METHODS: A bicuspid pulmonary valve with orifice size greater than 24 mm is created with polytetrafluoroethylene and sutured into the right ventricular outflow tract. To obviate the need for reoperation in growing children, this technique is limited to older children and adults. Polytetrafluoroethylene bicuspid pulmonary valves were placed in 41 patients (age: range, 5.0 to 64.7 years, median = 15.7 years; weight: range, 14.2 to 99.0 kilograms, median, 52.0 kg). All patients had pulmonary insufficiency, pulmonary stenosis, or both, after previous intervention for tetralogy of Fallot (27), pulmonary stenosis (11), pulmonary atresia with intact ventricular septum (2), or double outlet right ventricle (1).

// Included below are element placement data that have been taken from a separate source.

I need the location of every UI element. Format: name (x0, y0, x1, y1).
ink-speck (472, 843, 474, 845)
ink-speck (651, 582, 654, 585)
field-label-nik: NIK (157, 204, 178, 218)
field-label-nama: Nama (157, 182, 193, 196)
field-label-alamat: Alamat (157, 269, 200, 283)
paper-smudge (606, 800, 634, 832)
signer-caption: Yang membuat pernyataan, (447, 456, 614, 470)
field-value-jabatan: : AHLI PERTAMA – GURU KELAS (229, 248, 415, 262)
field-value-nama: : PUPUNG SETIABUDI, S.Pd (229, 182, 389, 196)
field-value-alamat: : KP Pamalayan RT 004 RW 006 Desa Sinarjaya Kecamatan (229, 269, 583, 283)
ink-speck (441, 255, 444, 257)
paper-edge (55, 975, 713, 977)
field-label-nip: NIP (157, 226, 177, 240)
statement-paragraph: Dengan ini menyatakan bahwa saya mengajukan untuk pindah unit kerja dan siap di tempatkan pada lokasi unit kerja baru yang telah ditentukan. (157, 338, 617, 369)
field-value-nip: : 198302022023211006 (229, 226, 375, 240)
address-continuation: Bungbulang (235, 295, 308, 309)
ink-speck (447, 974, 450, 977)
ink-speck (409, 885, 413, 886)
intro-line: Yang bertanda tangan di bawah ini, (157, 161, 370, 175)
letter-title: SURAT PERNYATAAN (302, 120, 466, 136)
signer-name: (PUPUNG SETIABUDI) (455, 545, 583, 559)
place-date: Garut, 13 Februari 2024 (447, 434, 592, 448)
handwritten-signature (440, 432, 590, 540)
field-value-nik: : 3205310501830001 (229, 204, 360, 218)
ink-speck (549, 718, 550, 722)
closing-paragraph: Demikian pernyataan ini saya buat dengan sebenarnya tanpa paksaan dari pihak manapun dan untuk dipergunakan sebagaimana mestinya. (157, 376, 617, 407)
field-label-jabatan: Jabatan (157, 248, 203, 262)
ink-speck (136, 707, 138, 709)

RESULTS: All patients left the operating theater with transesophageal echocardiography documenting no pulmonic stenosis and zero to trace pulmonic insufficiency. Median hospital length of stay was 5 days (range, 3 to 15 days; mean, 5.8 days). Follow-up including echocardiography ranged from 0.2 to 3.1 year (median follow-up, 1.5 years) and revealed significant improvement in New York Heart Association Classification, pulmonary insufficiency, and right ventricular end diastolic dimension.

CONCLUSIONS: Polytetrafluoroethylene bicuspid pulmonary valve reconstruction of the right ventricular outflow tract is a safe, effective, and durable technique for the short term. Appropriate oversizing minimizes outflow tract obstruction while maximizing competence. Long-term follow-up is necessary to determine the true value of this technique.